The Excubitorium of Rome

During excavation work in the mid-19th century, some rooms were discovered from the Roman period about 8 metres underneath the current street level of Via della Settima Coorte. The building was identified as housing a detachment from the seventh cohort of the city’s guards, or firemen, thanks to the large amount of graffiti present on the walls. The guard corps was comprised of seven cohorts, each with 1,000 to 1,200 men. Each cohort had to protect two of the fourteen districts into which the city was subdivided, and had their barracks in one district and a detachment (excubitorium) in the other.

Unfortunately, the area was abandoned after the excavation work, with serious consequences for the preservation of the structure and the graffiti of the ancient firemen. A splendid floor mosaic was also destroyed during the Second World War. It was some years before the monument was finally roofed over, and maintenance and restoration work was completed.

It seems that these fireman’s quarters were installed within a private residence towards the end of the 2nd century A.D. by going down a modern staircase, you enter a large hall where there is a peculiar hexagonal basin with concave sides. On the far wall there is a door leading into a lararium (chapel) dedicated to the protector of the guards, genio excubitori, in which only the remains of the paintings on the wall of the edicola (wall shrine) and on the lintel, are preserved. In other rooms, pieces of terracotta floors have been found with bricks in an opus spicatum or herringbone design as well as a buried dolium (large ceramic jar) in which wine, oil and grain were usually kept.

In the drawings and photographs that document the room’s large black and white floor mosaic that is now gone, two Tritons are visible, one holding a lighted torch and the other an extinguished torch.

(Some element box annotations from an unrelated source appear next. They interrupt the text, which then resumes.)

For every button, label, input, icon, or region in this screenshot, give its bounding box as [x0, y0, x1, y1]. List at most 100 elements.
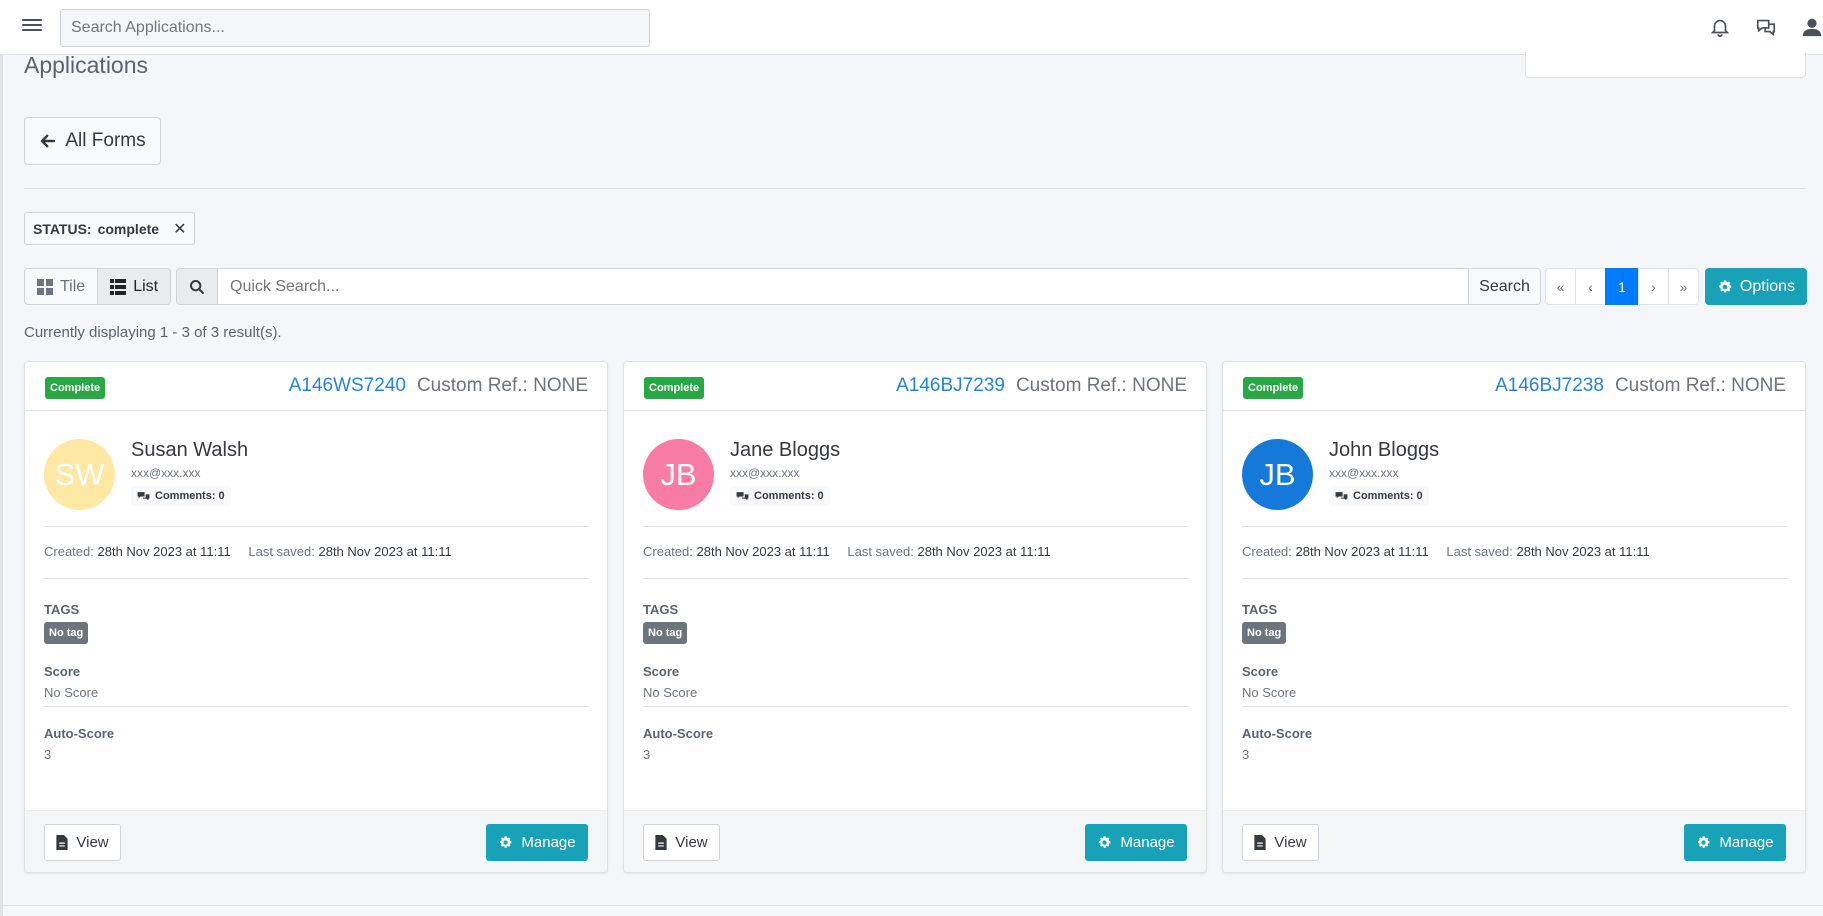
- search-icon: [177, 269, 218, 304]
- last-saved-label: Last saved:: [248, 544, 315, 559]
- tile-label: Tile: [60, 277, 86, 295]
- manage-button[interactable]: Manage: [486, 824, 588, 861]
- comments-count: Comments: 0: [155, 490, 225, 502]
- file-icon: [655, 835, 667, 850]
- view-label: View: [76, 834, 109, 851]
- page-1-button[interactable]: 1: [1605, 268, 1639, 305]
- auto-score-label: Auto-Score: [643, 726, 714, 741]
- search-applications-input[interactable]: [60, 9, 650, 47]
- comments-count: Comments: 0: [1353, 490, 1423, 502]
- tile-view-button[interactable]: Tile: [25, 269, 99, 304]
- applicant-name: John Bloggs: [1329, 439, 1440, 461]
- next-page-button[interactable]: ›: [1638, 268, 1669, 305]
- chat-icon[interactable]: [1755, 16, 1777, 38]
- auto-score-value: 3: [44, 747, 52, 762]
- auto-score-value: 3: [643, 747, 651, 762]
- list-icon: [110, 278, 127, 295]
- card-footer: View Manage: [624, 810, 1206, 872]
- last-page-button[interactable]: »: [1668, 268, 1699, 305]
- comments-badge[interactable]: Comments: 0: [730, 486, 830, 506]
- user-icon[interactable]: [1801, 16, 1823, 38]
- score-value: No Score: [1242, 685, 1297, 700]
- divider: [643, 578, 1188, 579]
- first-page-button[interactable]: «: [1545, 268, 1576, 305]
- status-badge: Complete: [644, 377, 705, 399]
- top-navbar: [0, 0, 1823, 55]
- divider: [643, 526, 1188, 527]
- grid-icon: [37, 278, 53, 295]
- created-value: 28th Nov 2023 at 11:11: [97, 544, 231, 559]
- dates-row: Created: 28th Nov 2023 at 11:11 Last sav…: [643, 544, 1051, 559]
- divider: [44, 526, 589, 527]
- divider: [1242, 706, 1787, 707]
- top-right-card: [1525, 52, 1806, 78]
- created-label: Created:: [643, 544, 693, 559]
- bell-icon[interactable]: [1709, 16, 1731, 38]
- auto-score-label: Auto-Score: [1242, 726, 1313, 741]
- filter-value: complete: [97, 220, 160, 237]
- last-saved-label: Last saved:: [1446, 544, 1513, 559]
- tag-badge: No tag: [1242, 622, 1287, 644]
- last-saved-label: Last saved:: [847, 544, 914, 559]
- custom-ref: Custom Ref.: NONE: [1015, 375, 1187, 396]
- applicant-email: xxx@xxx.xxx: [730, 466, 800, 480]
- avatar: JB: [643, 439, 714, 510]
- application-card: Complete A146BJ7238 Custom Ref.: NONE JB…: [1222, 361, 1806, 873]
- comments-count: Comments: 0: [754, 490, 824, 502]
- last-saved-value: 28th Nov 2023 at 11:11: [1516, 544, 1650, 559]
- list-view-button[interactable]: List: [98, 269, 171, 304]
- view-button[interactable]: View: [1242, 824, 1319, 861]
- manage-label: Manage: [521, 834, 576, 851]
- tags-label: TAGS: [643, 602, 679, 617]
- divider: [1242, 526, 1787, 527]
- view-label: View: [1274, 834, 1307, 851]
- filter-label: STATUS:: [33, 220, 92, 237]
- remove-filter-icon[interactable]: ✕: [173, 219, 186, 239]
- status-badge: Complete: [1243, 377, 1304, 399]
- divider: [643, 706, 1188, 707]
- status-badge: Complete: [45, 377, 106, 399]
- all-forms-label: All Forms: [65, 130, 146, 151]
- comments-icon: [137, 491, 150, 500]
- manage-button[interactable]: Manage: [1684, 824, 1786, 861]
- view-button[interactable]: View: [643, 824, 720, 861]
- footer-divider: [0, 905, 1823, 906]
- pagination: « ‹ 1 › »: [1545, 268, 1699, 305]
- comments-badge[interactable]: Comments: 0: [131, 486, 231, 506]
- search-button[interactable]: Search: [1468, 269, 1540, 304]
- file-icon: [1254, 835, 1266, 850]
- applicant-name: Susan Walsh: [131, 439, 249, 461]
- tags-label: TAGS: [44, 602, 80, 617]
- score-label: Score: [643, 664, 680, 679]
- prev-page-button[interactable]: ‹: [1575, 268, 1606, 305]
- created-value: 28th Nov 2023 at 11:11: [1295, 544, 1429, 559]
- score-label: Score: [1242, 664, 1279, 679]
- manage-button[interactable]: Manage: [1085, 824, 1187, 861]
- comments-badge[interactable]: Comments: 0: [1329, 486, 1429, 506]
- tag-badge: No tag: [44, 622, 89, 644]
- view-toggle: Tile List: [24, 268, 172, 305]
- avatar: SW: [44, 439, 115, 510]
- application-ref-link[interactable]: A146BJ7239: [896, 375, 1005, 397]
- quick-search-input[interactable]: [218, 269, 1468, 304]
- applicant-email: xxx@xxx.xxx: [131, 466, 201, 480]
- score-label: Score: [44, 664, 81, 679]
- applicant-name: Jane Bloggs: [730, 439, 841, 461]
- last-saved-value: 28th Nov 2023 at 11:11: [318, 544, 452, 559]
- view-button[interactable]: View: [44, 824, 121, 861]
- comments-icon: [1335, 491, 1348, 500]
- dates-row: Created: 28th Nov 2023 at 11:11 Last sav…: [1242, 544, 1650, 559]
- application-card: Complete A146BJ7239 Custom Ref.: NONE JB…: [623, 361, 1207, 873]
- avatar: JB: [1242, 439, 1313, 510]
- application-card: Complete A146WS7240 Custom Ref.: NONE SW…: [24, 361, 608, 873]
- auto-score-label: Auto-Score: [44, 726, 115, 741]
- all-forms-button[interactable]: All Forms: [24, 117, 161, 165]
- application-ref-link[interactable]: A146WS7240: [289, 375, 406, 397]
- view-label: View: [675, 834, 708, 851]
- menu-icon[interactable]: [22, 16, 42, 36]
- application-ref-link[interactable]: A146BJ7238: [1495, 375, 1604, 397]
- created-value: 28th Nov 2023 at 11:11: [696, 544, 830, 559]
- options-button[interactable]: Options: [1705, 268, 1807, 305]
- divider: [1242, 578, 1787, 579]
- gear-icon: [1099, 836, 1111, 848]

Of all the important remains and relics that had survived until the time of the excavations, unfortunately very few now remain, except for the fresco with a cherub and seahorses on a door lintel. The most serious loss is that of almost one hundred pieces of fireman’s graffiti, which fortunately were transcribed after their discovery. This unique evidence regarding the organisation of the fireman the their life in these quarters was written on the plastered walls between AD 215 and AD 245. The graffiti included greetings to the emperors, expressed their fatigue and their thanks to the gods and the genio excubitori, and mentioned the name and number of the cohort as well as the names and ranks of the guards.

If you are in Rome and you want to visit something quite unique, perhaps you may give these rooms a thought – you won’t be disappointed.